Now, though, things are different. You are solely responsible for all your bills and you seem to have more of them than ever before.
Here are some ways to give yourself the best shot at staying above water.
1. Create a budget
It’s way too easy to think you’re doing ok so long as no checks bounce. In theory that may be true. What that means, though, is that you don’t know where your money is going, you can’t save up for emergencies, and you can’t save up for something you really want that might be a little pricier.
When you have a budget, you’re in total control of where your money is going. We’re not saying to not spend on anything unnecessary. Just make sure you know how it’s affecting your bottom line and make the choice to do it.
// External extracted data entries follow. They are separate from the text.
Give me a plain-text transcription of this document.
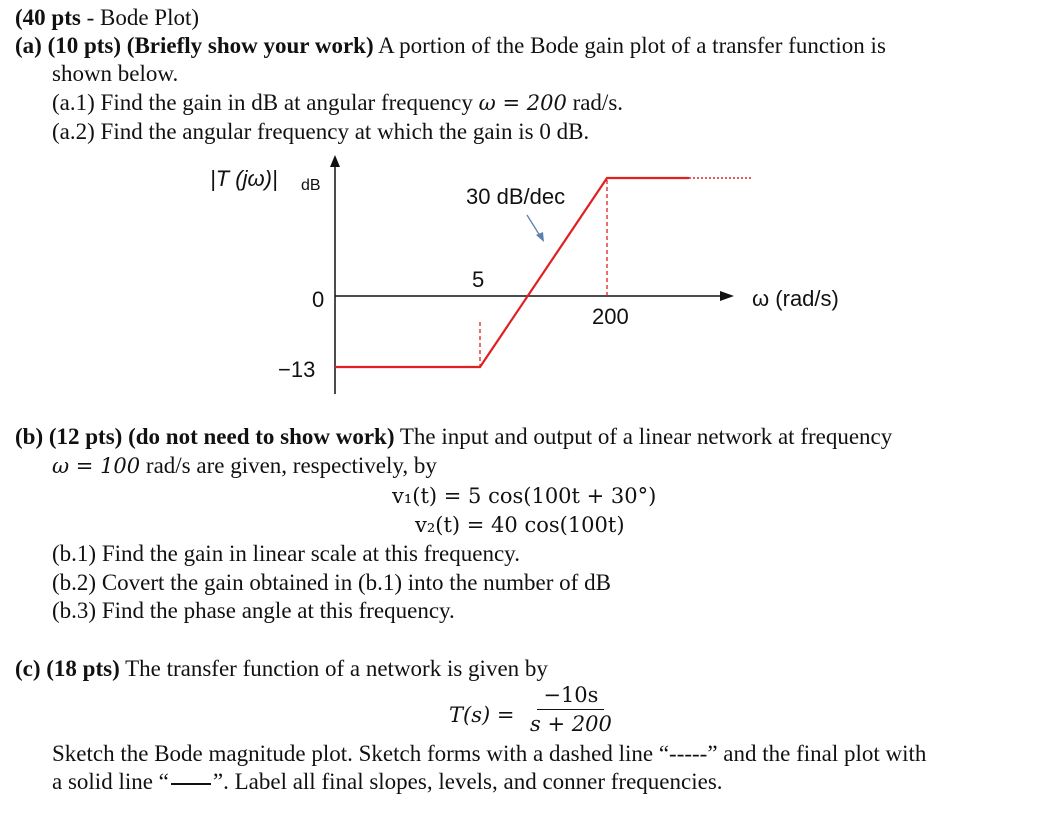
(40 pts - Bode Plot)
(a) (10 pts) (Briefly show your work) A portion of the Bode gain plot of a transfer function is
shown below.
(a.1) Find the gain in dB at angular frequency ω = 200 rad/s.
(a.2) Find the angular frequency at which the gain is 0 dB.
|T (jω)| dB	30 dB/dec
5
200
0
−13
ω (rad/s)
(b) (12 pts) (do not need to show work) The input and output of a linear network at frequency
ω = 100 rad/s are given, respectively, by
v₁(t) = 5 cos(100t + 30°)
v₂(t) = 40 cos(100t)
(b.1) Find the gain in linear scale at this frequency.
(b.2) Covert the gain obtained in (b.1) into the number of dB
(b.3) Find the phase angle at this frequency.
(c) (18 pts) The transfer function of a network is given by
$T(s) = \frac{-10s}{s + 200}$
Sketch the Bode magnitude plot. Sketch forms with a dashed line “-----” and the final plot with
a solid line “ ”. Label all final slopes, levels, and conner frequencies.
2. Limit your credit-card use
Credit cards are a necessary evil. They do help you build your credit score which is crucial to getting a mortgage or a car loan down the road. But they put you at risk for a dangerous slippery slope. It’s a piece of cake to charge things and only pay the minimum payment.
Sometimes life throws you curveballs and you have to carry a balance for a while. When you make a habit of it, though, you will likely find yourself in a tight financial place down the road.
3. Start a savings account
Many people just starting out feel they aren’t in a position to start a savings account or retirement fund. It makes sense to think that way. Maybe your first job barely pays the rent. Maybe you’re working three jobs just to make ends meet. But if you’re making a budget and sticking to it, you likely have a little money left over.
Even if it’s just ten bucks, put that into a savings account. Play it by ear if you need to at first. But make sure you are putting something back. That money will add up and the habit you’re forming will benefit you greatly when you have an unexpected expense or when you’re ready to make a down payment on a house. Don’t focus much now on how much you’re saving. Just make sure you are.
Financial problems are one of the leading causes of stress for people of all ages. When you’ve just started out on your own, it can keep you up at night and wear you down with worry. These three steps sound simple but require a lot of self-control and dedication to maintain. If you stick to them, though, you’ll find yourself on stable ground and as your career grows, so will your financial security.